Considering Trump today, with his bombastic statements that intellectuals are quick to dismiss as insanity, the ‘what if’ question arises yet again. What if, I wonder, we are merely witnessing the honest acknowledgment of the capitulation of yesterday’s world – that of global cooperation, aid, agreements, global supply chains, free movement of capital and trade, and the integration of different religious and ethical infrastructures – and the reality of a new one?
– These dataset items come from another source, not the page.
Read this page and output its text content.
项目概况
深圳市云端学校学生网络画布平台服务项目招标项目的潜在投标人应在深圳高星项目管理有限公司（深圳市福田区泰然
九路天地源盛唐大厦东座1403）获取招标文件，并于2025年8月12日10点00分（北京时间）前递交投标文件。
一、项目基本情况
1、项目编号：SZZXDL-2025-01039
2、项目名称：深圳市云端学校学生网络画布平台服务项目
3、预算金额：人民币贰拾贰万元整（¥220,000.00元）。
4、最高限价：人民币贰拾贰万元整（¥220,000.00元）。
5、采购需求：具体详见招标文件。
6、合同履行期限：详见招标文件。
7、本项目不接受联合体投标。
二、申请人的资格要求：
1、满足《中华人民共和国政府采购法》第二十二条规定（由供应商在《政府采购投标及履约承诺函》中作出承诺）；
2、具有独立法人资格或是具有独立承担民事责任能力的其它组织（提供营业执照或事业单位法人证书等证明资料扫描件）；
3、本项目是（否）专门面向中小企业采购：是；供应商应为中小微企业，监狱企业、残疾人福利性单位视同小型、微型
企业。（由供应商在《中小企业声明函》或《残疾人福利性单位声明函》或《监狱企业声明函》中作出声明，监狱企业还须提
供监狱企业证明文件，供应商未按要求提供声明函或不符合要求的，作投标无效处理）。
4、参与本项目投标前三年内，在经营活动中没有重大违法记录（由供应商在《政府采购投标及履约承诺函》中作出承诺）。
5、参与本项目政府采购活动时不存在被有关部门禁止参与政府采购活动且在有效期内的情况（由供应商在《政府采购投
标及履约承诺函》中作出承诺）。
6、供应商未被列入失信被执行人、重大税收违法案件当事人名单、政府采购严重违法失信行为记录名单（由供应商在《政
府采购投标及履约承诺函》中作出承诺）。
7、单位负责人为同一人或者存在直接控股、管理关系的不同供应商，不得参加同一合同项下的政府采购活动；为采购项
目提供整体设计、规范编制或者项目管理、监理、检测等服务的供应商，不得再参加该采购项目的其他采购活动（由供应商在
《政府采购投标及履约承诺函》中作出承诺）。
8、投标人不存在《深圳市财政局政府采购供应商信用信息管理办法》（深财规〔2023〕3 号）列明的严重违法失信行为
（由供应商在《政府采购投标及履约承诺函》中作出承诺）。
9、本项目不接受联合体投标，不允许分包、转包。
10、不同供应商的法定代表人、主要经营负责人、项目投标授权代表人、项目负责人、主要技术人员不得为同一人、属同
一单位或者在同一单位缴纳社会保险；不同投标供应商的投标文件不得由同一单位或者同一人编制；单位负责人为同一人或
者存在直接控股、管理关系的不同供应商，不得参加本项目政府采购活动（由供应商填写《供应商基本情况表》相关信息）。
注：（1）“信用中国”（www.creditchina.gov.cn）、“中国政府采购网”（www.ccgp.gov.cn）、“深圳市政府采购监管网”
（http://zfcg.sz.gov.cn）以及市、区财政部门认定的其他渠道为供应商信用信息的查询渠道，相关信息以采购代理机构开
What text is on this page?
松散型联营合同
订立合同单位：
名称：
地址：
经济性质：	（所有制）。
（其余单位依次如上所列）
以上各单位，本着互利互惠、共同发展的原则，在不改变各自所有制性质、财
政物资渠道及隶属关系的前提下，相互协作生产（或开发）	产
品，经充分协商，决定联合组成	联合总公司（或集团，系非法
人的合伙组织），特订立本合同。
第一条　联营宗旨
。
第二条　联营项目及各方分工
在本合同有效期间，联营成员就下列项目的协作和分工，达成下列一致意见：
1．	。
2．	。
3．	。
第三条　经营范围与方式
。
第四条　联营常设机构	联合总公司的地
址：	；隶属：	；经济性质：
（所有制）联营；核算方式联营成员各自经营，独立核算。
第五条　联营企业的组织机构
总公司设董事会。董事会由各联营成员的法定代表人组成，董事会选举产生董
A ‘red light’ moment, where everything that was in motion during the ‘green light’ era should freeze?
Have we plunged, because the social and political situation is deteriorating so fast, into a great ‘subjectivation’ of global countries, where only the self matters, where one can only count on what one possesses – capital, natural endowments, labour, innovation – and on what one’s strength can permit one to take from another (let’s consider Greenland, since ‘it’s a big place, nobody uses it,’ as the Golden Girl says). A world of plunder, rather than sharing.
It’s a terrifying view, I know, but one that reflects so much of the social and political deterioration we are witnessing today, making it all the more frighteningly real. In my next post, I will outline a new geopolitical order that aligns with the subjectivism of nations. And it’s going to be chilling.
Excellent post as usual, Luca. My view is that we are witnessing an emperor-has-no-clothes moment. JD Vance in Munich offered a brutally honest depiction of how Europe is abandoning its democratic values through some of the mechanisms you mentioned. The attendees were shocked, because you can't say this. But the truth is that the 'green light' era had turned into a theater of hypocrisy on too many fronts. So I welcome this explicit subjectivism, and look forward to your chilling picture of the new order!